Infere-se, logicamente, que a conclusão do ilustre homem público derivou-se de análise de informações contábeis.

Tal fato, todavia, foi inspirado em estudos de natureza empírica, posto que na época, embora o sistema informativo romano fosse de boa qualidade, não há prova de que em Contabilidade se houvesse construído uma doutrina cientifica.

Os romanos possuíam muitos livros de escrituração e o Contador era dos funcionários públicos que obtinha a melhor remuneração, sendo, portanto, altamente valorizada a função do mesmo, mas, nenhuma obra doutrinária da época foi sequer referida por autores de outras conhecidas.

Ao longo dos milênios o conhecimento sobre os fatos ocorridos com o patrimônio foi sendo objeto de estudos racionais e o esforço para conceituar e logicamente disciplinar a matéria foi crescente.

Uma distinção relevante passou a existir entre a qualidade do conhecimento apenas informativo e aquele de ordem explicativa.

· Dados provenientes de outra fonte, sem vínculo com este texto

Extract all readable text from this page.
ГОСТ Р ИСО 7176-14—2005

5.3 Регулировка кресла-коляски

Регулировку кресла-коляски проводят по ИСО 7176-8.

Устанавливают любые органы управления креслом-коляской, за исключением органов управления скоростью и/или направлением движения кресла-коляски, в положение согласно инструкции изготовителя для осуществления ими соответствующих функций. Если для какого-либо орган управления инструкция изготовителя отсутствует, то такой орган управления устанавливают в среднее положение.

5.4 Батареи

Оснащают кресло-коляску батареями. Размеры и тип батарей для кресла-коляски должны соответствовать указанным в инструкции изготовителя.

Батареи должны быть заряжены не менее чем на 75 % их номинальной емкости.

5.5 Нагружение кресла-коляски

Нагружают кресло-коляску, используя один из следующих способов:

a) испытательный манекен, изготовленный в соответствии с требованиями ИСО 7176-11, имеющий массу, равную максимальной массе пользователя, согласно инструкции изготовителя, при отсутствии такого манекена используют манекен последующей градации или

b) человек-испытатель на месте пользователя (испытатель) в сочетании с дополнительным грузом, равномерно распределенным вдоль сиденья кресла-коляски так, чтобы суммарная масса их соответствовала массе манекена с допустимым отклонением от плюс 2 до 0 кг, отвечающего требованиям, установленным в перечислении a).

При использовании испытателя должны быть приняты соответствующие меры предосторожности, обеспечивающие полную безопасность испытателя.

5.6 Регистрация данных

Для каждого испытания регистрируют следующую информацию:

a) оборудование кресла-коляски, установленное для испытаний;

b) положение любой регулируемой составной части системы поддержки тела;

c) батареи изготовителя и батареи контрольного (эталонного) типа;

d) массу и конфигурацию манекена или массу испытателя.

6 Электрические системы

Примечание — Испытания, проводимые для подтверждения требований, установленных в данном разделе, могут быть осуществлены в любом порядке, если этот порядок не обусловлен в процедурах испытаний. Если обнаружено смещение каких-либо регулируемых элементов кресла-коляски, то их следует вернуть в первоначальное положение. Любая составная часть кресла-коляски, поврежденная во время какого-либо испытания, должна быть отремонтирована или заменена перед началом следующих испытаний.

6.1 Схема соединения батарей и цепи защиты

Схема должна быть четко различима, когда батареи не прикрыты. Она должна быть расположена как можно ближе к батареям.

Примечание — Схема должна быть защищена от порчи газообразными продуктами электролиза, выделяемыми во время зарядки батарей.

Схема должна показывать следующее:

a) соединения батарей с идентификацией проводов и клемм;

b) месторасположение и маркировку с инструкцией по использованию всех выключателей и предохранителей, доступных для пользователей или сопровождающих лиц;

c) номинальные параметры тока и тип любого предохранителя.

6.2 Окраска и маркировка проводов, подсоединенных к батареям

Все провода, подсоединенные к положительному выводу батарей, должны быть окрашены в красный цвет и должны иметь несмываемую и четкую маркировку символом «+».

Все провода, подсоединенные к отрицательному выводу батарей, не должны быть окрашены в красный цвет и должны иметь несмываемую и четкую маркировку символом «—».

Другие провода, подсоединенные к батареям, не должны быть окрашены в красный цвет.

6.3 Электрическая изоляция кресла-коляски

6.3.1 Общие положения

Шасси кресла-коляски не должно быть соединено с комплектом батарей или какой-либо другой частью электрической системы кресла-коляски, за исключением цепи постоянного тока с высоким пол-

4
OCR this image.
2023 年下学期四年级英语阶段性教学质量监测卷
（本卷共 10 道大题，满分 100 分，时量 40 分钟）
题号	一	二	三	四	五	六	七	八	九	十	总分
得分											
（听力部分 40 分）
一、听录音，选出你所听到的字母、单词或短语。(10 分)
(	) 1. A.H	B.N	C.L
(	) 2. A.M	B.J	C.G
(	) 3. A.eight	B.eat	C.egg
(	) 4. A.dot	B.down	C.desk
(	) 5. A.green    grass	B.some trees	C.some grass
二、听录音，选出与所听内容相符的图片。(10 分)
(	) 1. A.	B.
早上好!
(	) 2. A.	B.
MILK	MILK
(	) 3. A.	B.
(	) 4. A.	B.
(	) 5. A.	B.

A doutrina construída em bases de inteligências superiores de grandes intelectuais transformou-se em poderoso apoio ao estudo analítico do movimento da riqueza dos empreendimentos e trabalhos notáveis foram editados.

Em meu livro há pouco tempo editado pela Juruá, "Moderna Análise de Balanço ao Alcance de Todos" procurei evidenciar todo o progresso referido, este que hoje vai alcançando seu ápice na produção de "Modelos Científicos Contábeis" para a tomada de decisões administrativas.

O processo evolutivo da Contabilidade na área da ciência foi tão acelerado no século XX que permitiu um critério holístico, este cuja metodologia prossegue em ritmo acelerado.

A análise, assumindo a verdadeira importância que deveras possui, deve inspirar-se em confiáveis informações, estas que no mundo atual estão às vezes ameaçadas face à má qualidade de algumas normas contábeis, estas não apoiadas em critérios científicos.